# Pompanos fall run yet?



## I-Salt (Aug 9, 2012)

As title states. Pompanoes making the fall run yet? I can't wait! Ill be there last week of october so idk if its a good time. I'm 5 hrs from the beach so I rely on the forums reports thanks.


----------



## OfcRob (Sep 12, 2013)

they are starting to show up a little, i got 1 fall pomp yesterday, fat sucker. that was the toughest pomp i have ever filet to date. it was so thick i couldn't get my 7" filet knife all the way through it. i have a razor sharp knife and it still was a PITA. there were probably more out there yesterday but the beach was like a lake, perfectly flat and clear as hell so they were probably further out than i can cast.


----------



## Pompano Joe (Jan 28, 2009)

Agree with OfcRob...I've had limited exposure on the beach (waiting for water temp to come down), but have caught a few. And they were definitely fat, fall Pomps. All we need is a little cooler water, wind and surf and it should be on.


----------



## dorado74 (Oct 16, 2007)

I went gigging in the gulf last night and stopped counting pompano in the lights. They are here! I'm headed to the beach today!


----------



## I-Salt (Aug 9, 2012)

Guess its time to put the hobie up for the winter and pull out the surf rods then. Thanks guys


----------



## westkybanded (Sep 30, 2013)

We were in Perdido last week and fished the surf every day. Caught ONE keeper pompano, where that same week last year same spot produced dozens. He was a stud tho! 

We took a bowfishing charter last Tuesday, and saw maybe a dozen all night, and all in deeper water.  They just aren't up quite yet.


----------



## Loruna (Aug 3, 2013)

Has anyone ever taken their yak out with pomp gigs hooked with sandfleas and slowly trolled around?

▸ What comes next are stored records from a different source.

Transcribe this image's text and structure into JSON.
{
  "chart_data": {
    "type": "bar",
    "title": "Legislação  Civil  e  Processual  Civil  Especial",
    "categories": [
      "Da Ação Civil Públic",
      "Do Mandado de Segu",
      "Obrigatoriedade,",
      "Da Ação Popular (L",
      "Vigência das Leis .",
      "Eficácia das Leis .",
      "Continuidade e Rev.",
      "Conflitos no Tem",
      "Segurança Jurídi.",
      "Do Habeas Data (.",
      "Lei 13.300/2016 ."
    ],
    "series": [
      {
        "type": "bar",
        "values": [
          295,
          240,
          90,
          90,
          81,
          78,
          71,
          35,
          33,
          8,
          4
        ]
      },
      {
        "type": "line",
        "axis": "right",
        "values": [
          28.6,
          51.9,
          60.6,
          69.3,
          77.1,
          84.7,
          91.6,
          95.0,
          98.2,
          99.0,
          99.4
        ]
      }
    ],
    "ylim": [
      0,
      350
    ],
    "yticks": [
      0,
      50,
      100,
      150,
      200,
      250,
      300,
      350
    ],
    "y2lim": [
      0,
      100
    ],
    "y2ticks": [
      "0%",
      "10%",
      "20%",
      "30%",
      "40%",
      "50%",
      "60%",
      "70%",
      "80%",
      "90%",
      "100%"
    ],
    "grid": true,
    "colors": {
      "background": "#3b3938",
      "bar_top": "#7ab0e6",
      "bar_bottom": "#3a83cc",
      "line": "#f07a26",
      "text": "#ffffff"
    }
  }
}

I've gotten pomps on shore before but figured I could cover more ground and get some exercise if I took the yak out.


----------



## NoMoSurf (Oct 2, 2007)

Loruna said:


> Has anyone ever taken their yak out with pomp gigs hooked with sandfleas and slowly trolled around?
> 
> I've gotten pomps on shore before but figured I could cover more ground and get some exercise if I took the yak out.


Interesting idea... hmmm.. I've never trolled for pomps... :thumbsup:


----------



## Bama Dave (Oct 22, 2013)

New to this forum but not fishing Pickens for pompano. A friend and I went fishing off the Alabama side of the Perdido Pass jetties two weeks ago and landed 4 with 3 being keepers. I haven't been to Pickens in awhile. Is it open again? Thinking about taking the queen to Pickens and fishing again. I know that the fall run should be starting now. Any updates would be greatly appreciated from the locals. Later Bama Dave


----------